Earthquakes don´t kill people

Photo by JA / Tokyo, Japan / 2018
E-Hotel. Higashi Shinjuku.

Miro por la ventana y todo me resulta extrañamente familiar. Pienso que puede ser porque llevo viviendo en Asia mucho tiempo y ya estoy acostumbrado a sus escalas, ritmos y proporciones. Pero también es en parte porque he recorrido estas mismas calles en suficientes ocasiones como para saber moverme por sus geometrías sin apenas mirar un plano. Estuve aquí por primera vez hace 11 años y no me canso de volver. Regresaría cada año sin dudarlo si pudiera. Si me dieran tiempo.

Es la sexta vez que piso suelo nipón. Cinco han sido por placer y una por trabajo. En todas ellas he pasado algunos días en Tokyo y esta es la tercera ocasión consecutiva que me alojo en el E-Hotel.

Repito hotel porque le tengo cariño, y le tengo cariño por varias razones. Primero, porque es muy práctico. Es una máquina urbana perfecta. No le falta ni le sobra nada, como si fuera un artículo de MUJI. Es cierto que la habitación podría ser algo más espaciosa, pero entonces ya no estaría en Tokyo o (peor aún) pertenecería a una cadena tipo Marriott o Hilton y costaría tres veces más. Y ni quiero gastarme ese dinero en dormir ni tampoco es esa la experiencia que me apetece vivir cuando paso unas noches en una megalópolis como esta. El verdadero lujo aquí es la propia ciudad, no una habitación de hotel. Lost in Translation estuvo bien, pero Tokyo es mucho más que el Park Hyatt.  
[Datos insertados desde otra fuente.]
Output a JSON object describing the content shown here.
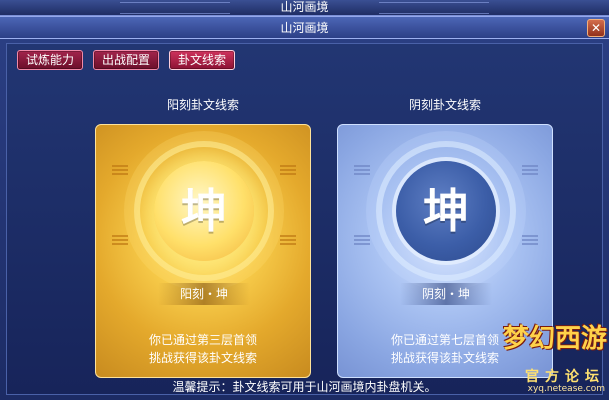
{
  "window": {
    "outer_title": "山河画境",
    "inner_title": "山河画境"
  },
  "tabs": [
    {
      "label": "试炼能力",
      "active": false
    },
    {
      "label": "出战配置",
      "active": false
    },
    {
      "label": "卦文线索",
      "active": true
    }
  ],
  "cards": [
    {
      "heading": "阳刻卦文线索",
      "glyph": "坤",
      "name": "阳刻・坤",
      "desc_line1": "你已通过第三层首领",
      "desc_line2": "挑战获得该卦文线索"
    },
    {
      "heading": "阴刻卦文线索",
      "glyph": "坤",
      "name": "阴刻・坤",
      "desc_line1": "你已通过第七层首领",
      "desc_line2": "挑战获得该卦文线索"
    }
  ],
  "footer": {
    "tip": "温馨提示：卦文线索可用于山河画境内卦盘机关。"
  },
  "watermark": {
    "logo_text": "梦幻西游",
    "forum_text": "官方论坛",
    "url_text": "xyq.netease.com"
  },
  "colors": {
    "tab_bg": "#8c1234",
    "yang_card": "#f7cb4a",
    "yin_card": "#a9c2f2",
    "window_bg": "#223673"
  }
}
Segundo, por su ubicación. Está situado en Shinjuku, una de mis zonas preferidas y probablemente la mejor en cuanto a ambiente nocturno junto con Shibuya. Estratégicamente hablando esto me parece perfecto para un viaje. Tras pasar todo el día pateando la ciudad, me gusta acabar por la noche en la zona caníbal por excelencia y estar a escasos 10 minutos andando de caer rendido en la cama. Puedes ir a berrear a un karaoke, tomar una copa en uno de los antros de 4m2 del Golden Gai o cenar en un delicioso Izakaya mientras bebes birra con sake. Y volver después al hotel dando un agradable paseo sin depender del cierre del transporte público o de los taxis. Sin desplazamientos de última hora. Sin tener que andar todo el rato pendiente del reloj.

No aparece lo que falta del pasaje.